Nach der Phase eines Reifefraßes an erwachsenen Bienen ist die Milbe bereit zur Vermehrung, schlüpft in die Brutzellen und läßt sich mit "einmauern", sobald die Brutzellen zur Metamorphose der häutungsbereiten Bienenpuppen mit einem Wachsdeckel verschlossen werden. In dieser "verdeckelten Brut" nun vermehrt sich die Muttermilbe, erzeugt einen Milbensohn, der dann in Geschwisterpaarung die auf ihn folgenden weiblichen Jungmilben begattet. Wenn das alles ungestört innerhalb der Brutzelle der Bienenpuppe geschieht, können mit dem Schlüpfen der fertigen Biene sowohl die Milbenmutter wie auch die Milbentöchter aus der Brutzelle klettern, um dann - nach dem Reifefraß an erwachsenen Bienen - erneut in Zellen einzusteigen, sich einschließen lassen und das Spiel beginnt von vorne. Wir ahnen schon die exponentiell anwachsende rasante Vermehrungsdynamik der auf ihre Weise sehr erfolgreichen Milbe. Es können Tausende von Milben in einem Bienenvolk entstehen!
Allerdings ist die Milbenentwicklung daran gebunden, dass im Bienenvolk Brut vorhanden ist, denn ohne Brut keine Milbenvermehrung. Und hier liegt eine Chance, die Milbe in der Entwicklung zu bremsen. Wenn wir im Sommer - zum Beispiel durch Schwarmabgang - eine Brutpause im Volk haben, weil es etwas dauert, bis die neue Königin Eier legen kann, dann ist schon mal viel gewonnen. Wenn dann noch eine zweite Brutpause im Winter erfolgt, haben wir wieder die Chance, die Milbenanzahl nicht anwachsen zu lassen. Auf die Winterbrutpause haben wir als Imker kaum Einfluss, im Sommer aber können wir die Vermehrung der Bienenvölker durch Schwarmabgang zulassen oder gar fördern. Wir müssen also die weit verbreitete Verhinderung von Schwärmen durch "Brechen von Schwarmzellen" überdenken und vielmehr Brutpausen im Sommer durch Förderung des Teilungsgeschehens ermöglichen. Diese biotechnischen Maßnahmen können zweifellos beim Absenken der Milbenvermehrung von Nutzen sein.

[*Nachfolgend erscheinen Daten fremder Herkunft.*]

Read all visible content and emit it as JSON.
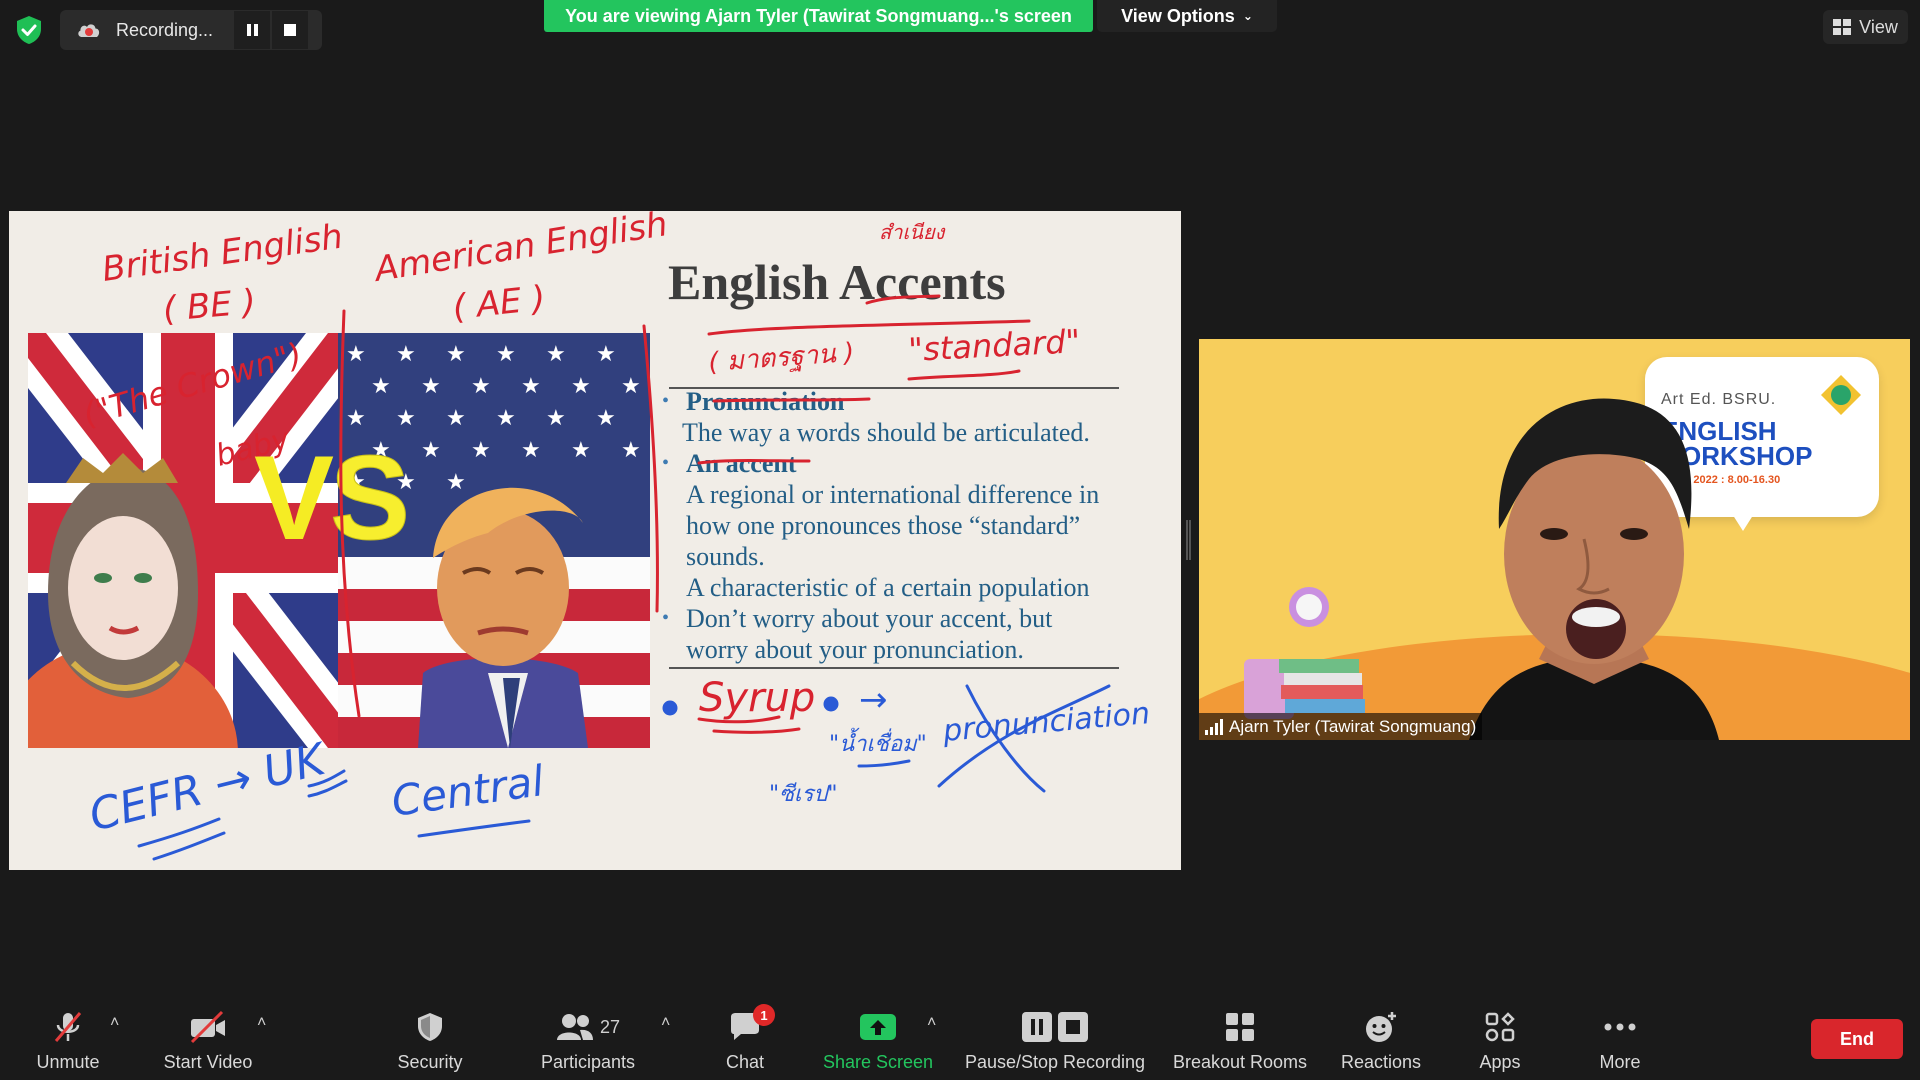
{
  "top_bar": {
    "recording_label": "Recording...",
    "viewing_banner": "You are viewing Ajarn Tyler (Tawirat Songmuang...'s screen",
    "view_options_label": "View Options",
    "view_label": "View",
    "icons": [
      "shield-check-icon",
      "cloud-record-icon",
      "pause-icon",
      "stop-icon",
      "grid-view-icon"
    ]
  },
  "slide": {
    "title": "English Accents",
    "bullets": [
      {
        "head": "Pronunciation",
        "lines": [
          "The way a words should be articulated."
        ]
      },
      {
        "head": "An accent",
        "lines": [
          "A regional or international difference in",
          "how one pronounces those “standard”",
          "sounds.",
          "A characteristic of a certain population"
        ]
      },
      {
        "head": "",
        "lines": [
          "Don’t worry about your accent, but",
          "worry about your pronunciation."
        ]
      }
    ],
    "vs_v": "V",
    "vs_s": "S",
    "annotations": {
      "british_english": "British English",
      "be": "( BE )",
      "american_english": "American English",
      "ae": "( AE )",
      "the_crown": "(\"The Crown\")",
      "baby": "baby",
      "thai_top": "สำเนียง",
      "thai_standard_pre": "( มาตรฐาน )",
      "standard": "\"standard\"",
      "syrup": "Syrup",
      "arrow": "→",
      "thai_syrup": "\"น้ำเชื่อม\"",
      "pronunciation_struck": "pronunciation",
      "thai_bottom": "\"ซีเรป\"",
      "cefr": "CEFR → UK",
      "central": "Central"
    },
    "ink_colors": {
      "red": "#d8232f",
      "blue": "#2a5ad6"
    }
  },
  "video": {
    "participant_name": "Ajarn Tyler (Tawirat Songmuang)",
    "background_banner": {
      "org": "Art Ed. BSRU.",
      "title_line1": "ENGLISH",
      "title_line2": "ORKSHOP",
      "date": "24, 2022 : 8.00-16.30"
    }
  },
  "toolbar": {
    "unmute": "Unmute",
    "start_video": "Start Video",
    "security": "Security",
    "participants": "Participants",
    "participant_count": "27",
    "chat": "Chat",
    "chat_badge": "1",
    "share_screen": "Share Screen",
    "pause_stop_recording": "Pause/Stop Recording",
    "breakout_rooms": "Breakout Rooms",
    "reactions": "Reactions",
    "apps": "Apps",
    "more": "More",
    "end": "End",
    "caret_glyph": "˄",
    "share_color": "#23c55e",
    "end_color": "#d9262c"
  }
}
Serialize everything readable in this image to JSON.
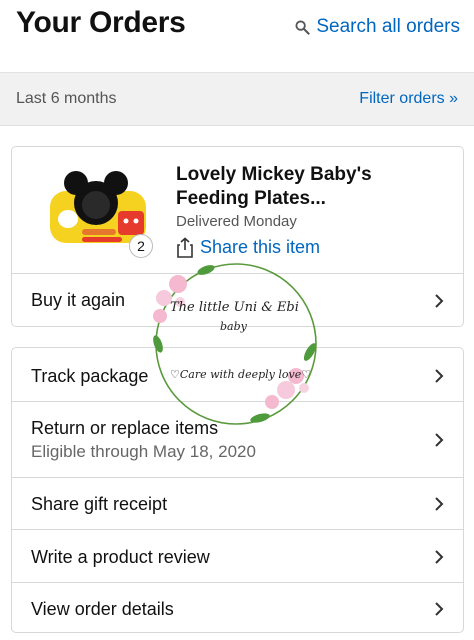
{
  "header": {
    "title": "Your Orders",
    "search_label": "Search all orders",
    "search_icon": "search-icon"
  },
  "filter": {
    "period": "Last 6 months",
    "link": "Filter orders »"
  },
  "order": {
    "product_title": "Lovely Mickey Baby's Feeding Plates...",
    "status": "Delivered Monday",
    "quantity": "2",
    "share_label": "Share this item",
    "buy_again_label": "Buy it again"
  },
  "actions": [
    {
      "label": "Track package",
      "sub": ""
    },
    {
      "label": "Return or replace items",
      "sub": "Eligible through May 18, 2020"
    },
    {
      "label": "Share gift receipt",
      "sub": ""
    },
    {
      "label": "Write a product review",
      "sub": ""
    },
    {
      "label": "View order details",
      "sub": ""
    }
  ],
  "watermark": {
    "line1": "The little Uni & Ebi",
    "line2": "baby",
    "line3": "♡Care with deeply love♡"
  },
  "colors": {
    "link": "#0066c0",
    "filter_bg": "#f1f1f1",
    "border": "#d5d9d9",
    "muted_text": "#555555"
  }
}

Allerdings kommen wir bis auf weiteres nicht komplett ohne aktive Milbenbekämpfung aus, auch wenn wir in unserer Imkerei den Einsatz von Behandlungsmitteln schon stark reduziert haben. So können wir inzwischen fast vollständig auf den Einsatz des Standardbekämpfungsmittel Ameisensäure verzichten. Falls aktive Behandlung notwendig wird, setzen wir bevorzugt Oxalsäure ein, die nach allgemeiner Meinung als wesentlich bienenfreundlicher gilt. Die Oxalsäure gibt es als Tierarzneimittel in der Konzentration von 3% bis 3,5% und wird im brutfreien Zustand als Sprühlösung auf die Bienen aufgesprüht, als Träufellösung in die Wabengassen getropft oder über Verdampfungsgeräte als "Dampf" (Sublimat) in den Bienenkasten geleitet. Die Säureanwendung bewirkt, dass die Milben von den Bienen abfallen. Diese Maßnahmen erfolgen im Herbst/Winter. Solange im Frühjahr und Sommer Nektar/Honig eingetragen wird, sind diese Behandlungen nicht zugelassen.
Es gibt also eine gute Nachricht und eine schlechte Nachricht. Gut ist, dass wir etwas gegen den Parasiten unternehmen können, bevorzugt biotechnisch über Brutpausen. Die schlechte Nachricht ist aber, dass die gut gemeinte "Rettungsmaßnahme" der aktiven Varroabekämpfung möglicherweise die Bienen darin bremst, eigene Bekämpfungsstrategien zu entwickeln und erbfest zu etablieren. Wir können seit geraumer Zeit in den Völkern beobachten, dass die Bienen Fortschritte machen bei der bieneneigenen Varroabekämpfung. Dieses Varroasensitive Hygieneverhalten (VSH) ist ein gewaltiger Schritt, den wir als Imker nicht durch zu intensive Hilfsmaßnahmen ausbremsen dürfen. Eine nicht immer einfache Gratwanderung.